Our base is Campo Cortez on the San Ignacio Lagoon. The Campo is certified eco friendly; they recycle everything, have eco toilets which flush with salt water and use solar and wind to power the entire site. We glamp – the camp consists of about 20 cabins with two bunks supporting mattress and sleeping bags.
The nights are incredibly cosy inside the warm cocoon of the bags – a good thing, since we are in a desert and the nights are characterised by a chill wind that blows through you when you are outside. Showers are rationed to one every two days, and happen quickly; not enough water for long hot drenchings. Wet. soap. rinse.
Each day the routine is the same. but the experience is totally different; we have a hot breakfast at 08.00 consisting of something plus refried beans and tortillas – the something is usually scrambled eggs. Lunch at 12.00 is something plus tortillas; could be soup, fish, chicken stew or refried beans. Margarita time rolls around at 17.00 served with corn chips. guacamole and salsa. Dinner is served at 19.00 and is something plus tortillas and refried beans.
There are two whale outings a day, 08.45 and 13.45 each about 90 minutes long. We motor to the mouth of the lagoon where the observation area is – all other areas are out of bounds. If the whales genuinely had no interest, they could easily avoid us, but more often than not they choose to hang with the boats, sometimes as little as 20 seconds, and others as long as 20 minutes. When we get a “friendly” they get shared around several boats, so that the most people can have an experience with them. If a boat manages to attract the attention of a pair, or sometimes more, then other boats come and muscle in, which we call “sharking”. Sometimes we do it to others, and that’s ok.

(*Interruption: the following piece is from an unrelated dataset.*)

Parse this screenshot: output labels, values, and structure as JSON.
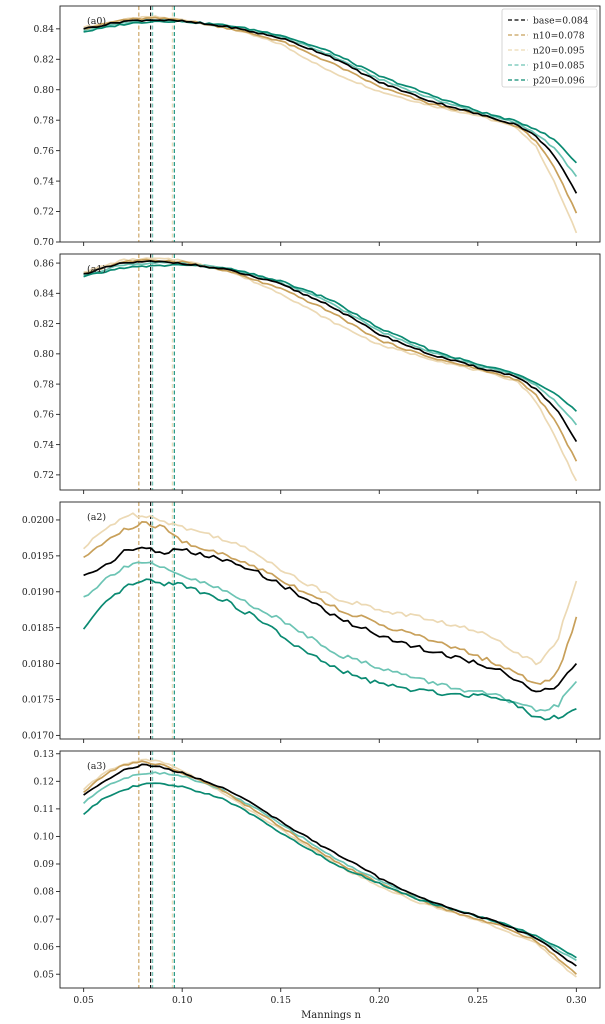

Our group soon becomes the firm favourite of both whales and Campo staff – our enthusiasm is expressed as loudly as is possible, which the whales find interesting and the humans amusing. Making a lot of noise and splashing lots of water works – we become expert at attracting the interest of the greys on all the days that they are willing to play. At one point, we passed over the baby we had been amusing to another boat, but they all sat there with nary a peep out o the lot of them , and you could tell the whales were getting bored. So we set to whooping, yodelling, ayayayayayaying, and generally making an earsplitting racket and the pair came right on back to us.
Every outing is different. The first few days we had encounter after encounter, with babies and mums stopping to chat and scratch. On several occasions they even pushed our boats, almost like we are a floating toy.
On one session we had about 50 spy hops happening all around us, about 10 of which were no more than 5 meters from the boat. Another day we must have had 10 mums and bubs around and between the dinghies – I could almost have walked over them to the next boat. A couple of afternoons they seemed more engrossed in swimming lessons, despite all the noise and splashing we did – but then we were graced with one baby that would veer off in our direction to have a quick play, before catching up with mum. One little boy spent 10 minutes doing rolls and showing us his belly while his mum lay belly up beside us.
One decided he wanted some dental treatment, opening his mouth wide and getting his baleen and tongue scratched – by me!!!!!! Their tongue feels just like mine, just bigger; their skin feels like velvet stretched over hard rubber – incredibly soft where it’s not covered in barnacles.
One can tell the whales apart by a number of things – number and distribution of barnacles, by the pattern of orca bite marks on their skins. fins and tails, and by their colouring.
I can’t help wincing when I see the barnacles as imagine what it would be like to have something burrow itself into the skin and build a shell on me. Ugh. They also suffer from marine lice – little crab-like creatures that will jump ship onto humans if they can. I managed to avoid picking them up.
7 days, thirteen outings, and I cannot say I am tired of the experience. After all it’s not every day I get the opportunity to socialise with one of the largest beings on the planet – gentle giants who rise up out of the blue to examine me through large, intelligent blue eyes.